Esta alegria dá lugar à tensão com rapidez, porém. Tal como suas óbvias inspirações, Fight’N Rage está bem longe de ser um passeio tranquilo no parque. Depois de um primeiro ato que até nos deixa animados mesmo na dificuldade mais elevada das duas primeiras disponíveis, o que vem a seguir é implacável e exigente. Para vencer no nível normal há que se suar bastante e gastar algumas boas vidas e continues, até que depois de algumas partidas seja possível desbloquear um modo fácil. É um sistema interessante que nos faz aprender, na marra e na prática, o timing de cada comando e adversário para aí depois sim, se o jogador quiser, escolher mais tranquilidade. Se não chega a ser punitivo ao extremo, é um jogo que se faz bem equilibrado entre a facilidade de se aprender movimentos e comandos básicos e a complexidade de se dominar tudo isso.

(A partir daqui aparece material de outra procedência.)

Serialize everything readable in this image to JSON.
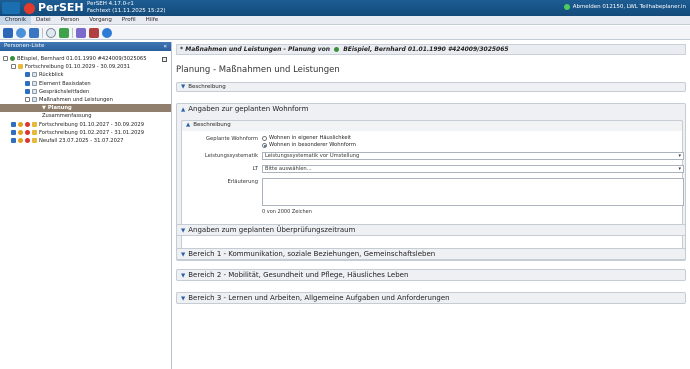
{
  "title_bar": {
    "app_name": "PerSEH",
    "version": "PerSEH 4.17.0-r1",
    "fachtext": "Fachtext (11.11.2025 15:22)",
    "user": "Abmelden 012150, LWL Teilhabeplaner.in"
  },
  "menu": [
    "Chronik",
    "Datei",
    "Person",
    "Vorgang",
    "Profil",
    "Hilfe"
  ],
  "left_panel": {
    "header": "Personen-Liste",
    "collapse_icon": "«",
    "tree": {
      "person": "BEispiel, Bernhard 01.01.1990 #424009/3025065",
      "fortschreibung_active": "Fortschreibung 01.10.2029 - 30.09.2031",
      "children": [
        "Rückblick",
        "Element Basisdaten",
        "Gesprächsleitfaden",
        "Maßnahmen und Leistungen"
      ],
      "planung": "Planung",
      "zusammenfassung": "Zusammenfassung",
      "others": [
        "Fortschreibung 01.10.2027 - 30.09.2029",
        "Fortschreibung 01.02.2027 - 31.01.2029",
        "Neufall 23.07.2025 - 31.07.2027"
      ]
    }
  },
  "main": {
    "breadcrumb_prefix": "Maßnahmen und Leistungen - Planung von",
    "breadcrumb_person": "BEispiel, Bernhard 01.01.1990 #424009/3025065",
    "page_title": "Planung - Maßnahmen und Leistungen",
    "beschreibung_top": "Beschreibung",
    "wohnform": {
      "title": "Angaben zur geplanten Wohnform",
      "beschreibung": "Beschreibung",
      "geplante_wohnform_label": "Geplante Wohnform",
      "radio_options": [
        "Wohnen in eigener Häuslichkeit",
        "Wohnen in besonderer Wohnform"
      ],
      "selected_radio": 1,
      "leistungssystematik_label": "Leistungssystematik",
      "leistungssystematik_value": "Leistungssystematik vor Umstellung",
      "lt_label": "LT",
      "lt_value": "Bitte auswählen...",
      "erlaeuterung_label": "Erläuterung",
      "char_counter": "0 von 2000 Zeichen"
    },
    "collapsed_sections": [
      "Angaben zum geplanten Überprüfungszeitraum",
      "Bereich 1 - Kommunikation, soziale Beziehungen, Gemeinschaftsleben",
      "Bereich 2 - Mobilität, Gesundheit und Pflege, Häusliches Leben",
      "Bereich 3 - Lernen und Arbeiten, Allgemeine Aufgaben und Anforderungen"
    ]
  }
}
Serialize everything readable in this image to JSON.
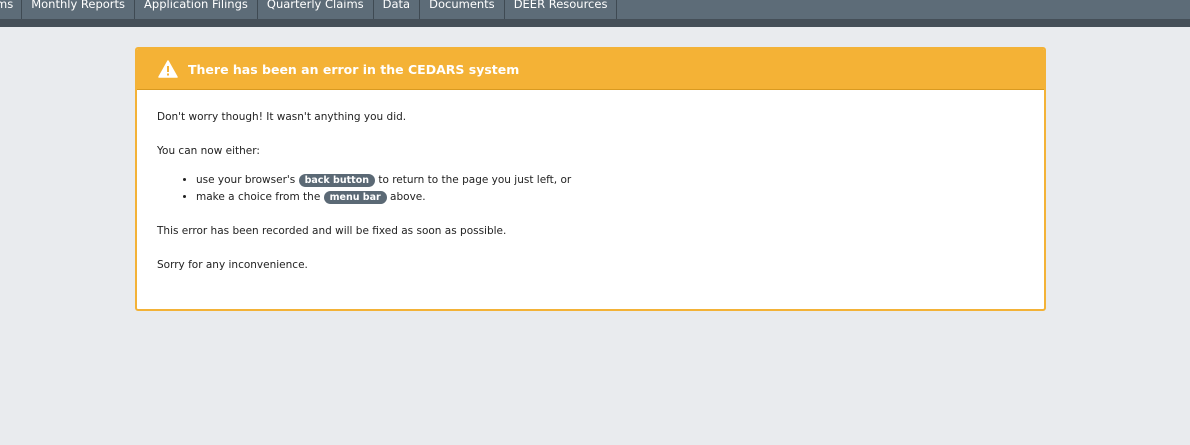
{
  "nav": {
    "items": [
      {
        "label": "ms"
      },
      {
        "label": "Monthly Reports"
      },
      {
        "label": "Application Filings"
      },
      {
        "label": "Quarterly Claims"
      },
      {
        "label": "Data"
      },
      {
        "label": "Documents"
      },
      {
        "label": "DEER Resources"
      }
    ]
  },
  "error_panel": {
    "icon": "warning-icon",
    "title": "There has been an error in the CEDARS system",
    "para1": "Don't worry though! It wasn't anything you did.",
    "para2": "You can now either:",
    "bullet1": {
      "before": "use your browser's ",
      "pill": "back button",
      "after": " to return to the page you just left, or"
    },
    "bullet2": {
      "before": "make a choice from the ",
      "pill": "menu bar",
      "after": " above."
    },
    "para3": "This error has been recorded and will be fixed as soon as possible.",
    "para4": "Sorry for any inconvenience."
  },
  "colors": {
    "navbar": "#5d6c78",
    "navbar_bottom": "#454f58",
    "panel_header": "#f4b236",
    "pill": "#5b6975",
    "background": "#e9ebee"
  }
}
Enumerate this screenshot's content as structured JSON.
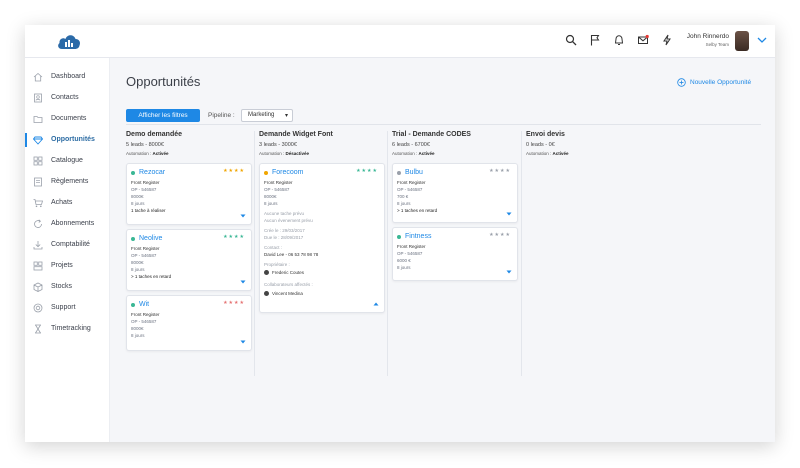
{
  "user": {
    "name": "John Rinnerdo",
    "team": "Selby Team"
  },
  "colors": {
    "accent": "#1e88e5",
    "star_gold": "#f0a500",
    "star_green": "#3ab795",
    "star_blue": "#1e88e5"
  },
  "sidebar": {
    "items": [
      {
        "label": "Dashboard",
        "icon": "home-icon"
      },
      {
        "label": "Contacts",
        "icon": "contacts-icon"
      },
      {
        "label": "Documents",
        "icon": "folder-icon"
      },
      {
        "label": "Opportunités",
        "icon": "diamond-icon",
        "active": true
      },
      {
        "label": "Catalogue",
        "icon": "grid-icon"
      },
      {
        "label": "Règlements",
        "icon": "payments-icon"
      },
      {
        "label": "Achats",
        "icon": "cart-icon"
      },
      {
        "label": "Abonnements",
        "icon": "refresh-icon"
      },
      {
        "label": "Comptabilité",
        "icon": "download-icon"
      },
      {
        "label": "Projets",
        "icon": "projects-icon"
      },
      {
        "label": "Stocks",
        "icon": "box-icon"
      },
      {
        "label": "Support",
        "icon": "lifebuoy-icon"
      },
      {
        "label": "Timetracking",
        "icon": "hourglass-icon"
      }
    ]
  },
  "page": {
    "title": "Opportunités",
    "new_button": "Nouvelle Opportunité",
    "filter_button": "Afficher les filtres",
    "pipeline_label": "Pipeline :",
    "pipeline_value": "Marketing"
  },
  "columns": [
    {
      "title": "Demo demandée",
      "summary": "5 leads - 8000€",
      "automation_label": "Automation :",
      "automation_value": "Activée",
      "cards": [
        {
          "name": "Rezocar",
          "lines": [
            "Front Register",
            "OP - 546587",
            "8000€",
            "8 jours"
          ],
          "task": "1 tache à réaliser",
          "dot": "#3ab795",
          "stars": "★★★★"
        },
        {
          "name": "Neolive",
          "lines": [
            "Front Register",
            "OP - 546587",
            "8000€",
            "8 jours"
          ],
          "task": "> 1 taches en retard",
          "dot": "#3ab795",
          "stars": "★★★★"
        },
        {
          "name": "Wit",
          "lines": [
            "Front Register",
            "OP - 546587",
            "8000€",
            "8 jours"
          ],
          "task": "",
          "dot": "#3ab795",
          "stars": "★★★★"
        }
      ]
    },
    {
      "title": "Demande Widget Font",
      "summary": "3 leads - 3000€",
      "automation_label": "Automation :",
      "automation_value": "Désactivée",
      "cards": [
        {
          "name": "Forecoom",
          "lines": [
            "Front Register",
            "OP - 546587",
            "8000€",
            "8 jours"
          ],
          "extra": [
            "Aucune tache prévu",
            "Aucun évenement prévu",
            "Crée le : 29/03/2017",
            "Due le : 28/09/2017"
          ],
          "contact_label": "Contact :",
          "contact_value": "David Lee - 06 53 78 98 78",
          "owner_label": "Propriétaire :",
          "owner_value": "Frederic Coutes",
          "collab_label": "Collaborateurs affectés :",
          "collab_value": "Vincent Medina",
          "dot": "#f0a500",
          "stars": "★★★★"
        }
      ]
    },
    {
      "title": "Trial - Demande CODES",
      "summary": "6 leads - 6700€",
      "automation_label": "Automation :",
      "automation_value": "Activée",
      "cards": [
        {
          "name": "Bulbu",
          "lines": [
            "Front Register",
            "OP - 546587",
            "700 €",
            "8 jours"
          ],
          "task": "> 1 taches en retard",
          "dot": "#9aa0aa",
          "stars": "★★★★"
        },
        {
          "name": "Fintness",
          "lines": [
            "Front Register",
            "OP - 546587",
            "6000 €",
            "8 jours"
          ],
          "task": "",
          "dot": "#3ab795",
          "stars": "★★★★"
        }
      ]
    },
    {
      "title": "Envoi devis",
      "summary": "0 leads - 0€",
      "automation_label": "Automation :",
      "automation_value": "Activée",
      "cards": []
    }
  ]
}
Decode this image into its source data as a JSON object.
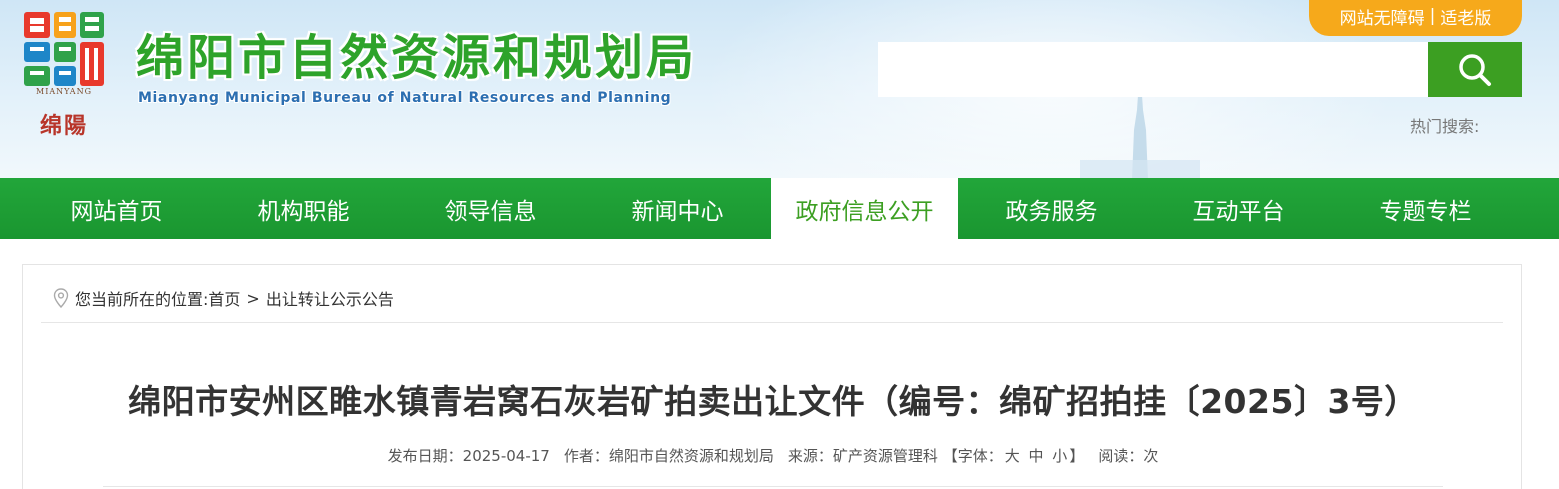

A campanha base, contudo, não é das mais longas, e depois que se pega o jeito não dura mais que uma hora de ponta a ponta, permitindo que o jogo seja bastante palatável para jogatinas rápidas e tardes de bobeira. Aos poucos, também ficam disponíveis modos como o de treinamento de combos, uma arena para o bom e velho x1 (seja contra a CPU, seja contra outra pessoa) e possibilidades complementares que aumentam muito essa vida útil, que somados à tabela de finais possíveis, faz o investimento valer para os mais dedicados. Completam as possibilidades do jogo uma galeria de músicas espetacular, bem como outros itens a serem desbloqueados com moedas ganhas a cada investida na campanha. Dá pra comprar, por exemplo, novas skins para os protagonistas, e adversários para serem utilizados no modo versus, então não faltará motivos para começar tudo de novo, sobretudo para quem quer escalonar no nível de desafio e sua consequente bonificação.
Destaco a possibilidade de se liberar canções na galeria não só pelo colecionismo tradicional, mas simplesmente porque a trilha musical do jogo é absolutamente espetacular de se ouvir quase que compulsivamente, mérito do compositor Gonzalo Varela que recebe, com muita justiça, créditos destacados logo na abertura do game. A seleção musical de cada fase é nada menos do que magistral e embala a aventura como pouco se viu nas últimas décadas. Aliás, todo o trabalho de arte do jogo é muito bem feito, com modelos caprichados de cada personagem, sejam os mais comuns, sejam os chefes de fase, isso sem falar que cada um dos heróis é um verdadeiro achado em termos de composição pixel art. É um trabalho refinado, que transborda uma soma entre competência e paixão pelo produto e pelo gênero.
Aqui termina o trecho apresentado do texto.